Иррациональный парадокс Просвещения. Англосаксонский цугцванг (Извеков, Голик) - страница 134

После того как Т. Карлейль и С. Кьеркегор заговорили о «примитивизации духа», а Н. Бердяев – об атеистическом «мировом городе», в котором правит прагматизм и мысль о комфорте, Х. Ортега-и-Гассет провозгласил торжество «человека массы» [319]. М. Бубер испугался мира массовой культуры, с которым, как ему казалось, человек не в силах справиться [74; 75]. А К. Ясперс выразился о нем как о пустыне, в которой идут сумасшедшие гонки за прибылью [501].

Неприятная последовательность философских оценок происходящего в культуре дублировала череду реальных событий в искусстве и жизни. Модернизм, быстро и решительно отправивший все это на свалку, по-своему тоже «отозвался» на кризис культуры. Самым впечатляющим оказался тотальный разрыв искусства с конкретной референтной системой, отчего вновь создаваемые образы перестали быть узнаваемыми [119; 211; 340]. Иррационалистическая фантасмагория, не имеющая исторических аналогов, завораживала и пугала современников, особенно тогда, когда модернистское искусство оказывалось предельно рациональным в средствах визуализации радикально меняющегося шифра мироотношения. И что бы ни говорилось о модернизме, он дал невиданную доселе свободу самовыражения, в которой оказалось невероятно запутанным соотношение этического и эстетического. Но не будем забывать – свобода слишком часто инспирировалась тоской по смыслу мира, «утраченному» в ходе кризиса.

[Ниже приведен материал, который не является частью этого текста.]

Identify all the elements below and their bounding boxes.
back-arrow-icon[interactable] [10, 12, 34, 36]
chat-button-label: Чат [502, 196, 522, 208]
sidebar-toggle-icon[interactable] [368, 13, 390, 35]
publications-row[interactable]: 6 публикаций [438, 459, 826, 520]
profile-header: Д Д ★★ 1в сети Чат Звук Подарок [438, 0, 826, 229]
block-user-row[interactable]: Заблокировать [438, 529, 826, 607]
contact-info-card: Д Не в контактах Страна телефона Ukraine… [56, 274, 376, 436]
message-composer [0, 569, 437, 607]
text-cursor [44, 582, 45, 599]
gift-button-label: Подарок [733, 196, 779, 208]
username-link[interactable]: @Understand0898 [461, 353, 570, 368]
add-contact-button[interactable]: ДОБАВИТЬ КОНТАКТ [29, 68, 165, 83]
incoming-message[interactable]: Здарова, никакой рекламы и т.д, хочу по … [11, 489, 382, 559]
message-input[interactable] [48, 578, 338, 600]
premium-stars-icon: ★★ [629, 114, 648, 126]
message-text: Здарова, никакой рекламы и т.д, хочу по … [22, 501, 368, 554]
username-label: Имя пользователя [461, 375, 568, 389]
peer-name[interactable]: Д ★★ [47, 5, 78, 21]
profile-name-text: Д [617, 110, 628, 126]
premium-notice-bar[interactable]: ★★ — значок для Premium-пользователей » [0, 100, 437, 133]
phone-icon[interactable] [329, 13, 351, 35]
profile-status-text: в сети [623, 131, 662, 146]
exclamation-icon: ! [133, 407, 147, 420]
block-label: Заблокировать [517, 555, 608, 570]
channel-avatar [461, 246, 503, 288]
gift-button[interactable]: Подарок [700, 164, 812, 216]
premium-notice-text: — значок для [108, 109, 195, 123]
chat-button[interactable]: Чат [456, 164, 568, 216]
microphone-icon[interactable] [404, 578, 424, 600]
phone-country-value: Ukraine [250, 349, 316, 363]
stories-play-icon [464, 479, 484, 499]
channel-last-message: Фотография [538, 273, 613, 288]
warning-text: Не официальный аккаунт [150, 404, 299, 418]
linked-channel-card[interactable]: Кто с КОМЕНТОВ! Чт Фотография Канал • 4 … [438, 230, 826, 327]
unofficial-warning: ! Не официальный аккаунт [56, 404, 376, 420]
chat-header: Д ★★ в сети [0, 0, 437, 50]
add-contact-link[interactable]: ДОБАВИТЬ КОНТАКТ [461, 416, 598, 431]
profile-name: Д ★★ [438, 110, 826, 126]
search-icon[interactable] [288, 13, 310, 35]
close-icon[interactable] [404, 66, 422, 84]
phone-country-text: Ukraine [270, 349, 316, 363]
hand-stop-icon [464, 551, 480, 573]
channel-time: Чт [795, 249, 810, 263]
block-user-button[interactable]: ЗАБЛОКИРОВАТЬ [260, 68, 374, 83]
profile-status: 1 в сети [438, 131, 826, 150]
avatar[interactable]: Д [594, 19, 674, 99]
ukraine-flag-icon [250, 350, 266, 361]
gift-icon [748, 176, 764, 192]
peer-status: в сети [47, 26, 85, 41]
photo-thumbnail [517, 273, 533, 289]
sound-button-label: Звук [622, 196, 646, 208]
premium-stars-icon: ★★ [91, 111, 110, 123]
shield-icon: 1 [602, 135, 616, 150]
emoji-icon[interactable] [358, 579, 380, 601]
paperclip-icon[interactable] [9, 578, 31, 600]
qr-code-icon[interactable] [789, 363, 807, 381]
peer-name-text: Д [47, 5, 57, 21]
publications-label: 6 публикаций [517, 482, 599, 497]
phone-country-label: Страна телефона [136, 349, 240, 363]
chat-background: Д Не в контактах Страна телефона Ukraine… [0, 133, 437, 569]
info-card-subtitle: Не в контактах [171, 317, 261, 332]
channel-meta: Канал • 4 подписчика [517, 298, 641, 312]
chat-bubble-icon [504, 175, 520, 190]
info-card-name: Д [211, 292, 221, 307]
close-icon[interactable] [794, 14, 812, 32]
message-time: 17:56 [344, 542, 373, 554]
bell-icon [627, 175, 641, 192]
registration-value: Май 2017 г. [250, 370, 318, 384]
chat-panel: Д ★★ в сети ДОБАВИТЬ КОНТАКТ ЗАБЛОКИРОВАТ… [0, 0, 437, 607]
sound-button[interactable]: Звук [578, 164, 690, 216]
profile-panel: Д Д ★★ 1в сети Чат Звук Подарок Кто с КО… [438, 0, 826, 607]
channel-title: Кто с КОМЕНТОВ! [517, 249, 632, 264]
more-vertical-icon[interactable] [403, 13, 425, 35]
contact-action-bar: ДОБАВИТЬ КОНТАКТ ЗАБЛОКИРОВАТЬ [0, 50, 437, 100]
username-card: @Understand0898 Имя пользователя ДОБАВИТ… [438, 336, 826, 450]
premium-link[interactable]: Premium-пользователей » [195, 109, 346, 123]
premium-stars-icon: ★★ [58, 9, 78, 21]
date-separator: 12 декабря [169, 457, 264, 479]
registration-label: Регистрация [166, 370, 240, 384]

Модернизм в течение долгого времени мог понять и оценить только узкий круг интеллектуалов, определяющих самих себя как элиту. Не попавшие в их «списки» нуждались в чем-то менее экстравагантном. Им были не нужны ни умеренные, но непонятные абстракции, ни сверхнеординарные результаты крикливых экспериментов. Их массовому запросу ответила индустрия массового же производства тиражированных копий более узнаваемых образцов. Обезличенная и тиражированная культура как нельзя больше подходила в качестве эстетического средства заботы о повседневности – одного из немногих способов не думать о неразрешаемых экзистенциальных вопросах. Но повседневность до и после кризиса оказались двумя совершенно различными явлениями.

После Второй мировой войны сбылась надежда модерна, от которого ждали обеспечения материальных ценностей выживания. Индустриализация и модернизация сломали культурные традиции, сдерживающие экономические достижения [196]. Взамен человек получил временное удовлетворение от ощущения, что выживание гарантированно. Но, быстро пресытившись материальным благополучием, личность в новых условиях испытала все ту же кризисную тоску, спровоцированную непроясненностью смысла выживания. Устаревший способ его обретения – созерцание облика трансцендентного – в секуляризованном обществе и обезличенной культуре стал невозможным. Как полагал Т. Адорно, «модерн» во всей своей выразительности, подчеркивающий все свои достоинства, вырастает из сферы отображения мира души и переходит к выражению невыразимого, того, о чем нельзя сказать ни на одном из существующих языков [9]. «Убив» Бога и породив конкуренцию, модерн уменьшил риск голода, но вместо этого привел к нарастанию психологического стресса.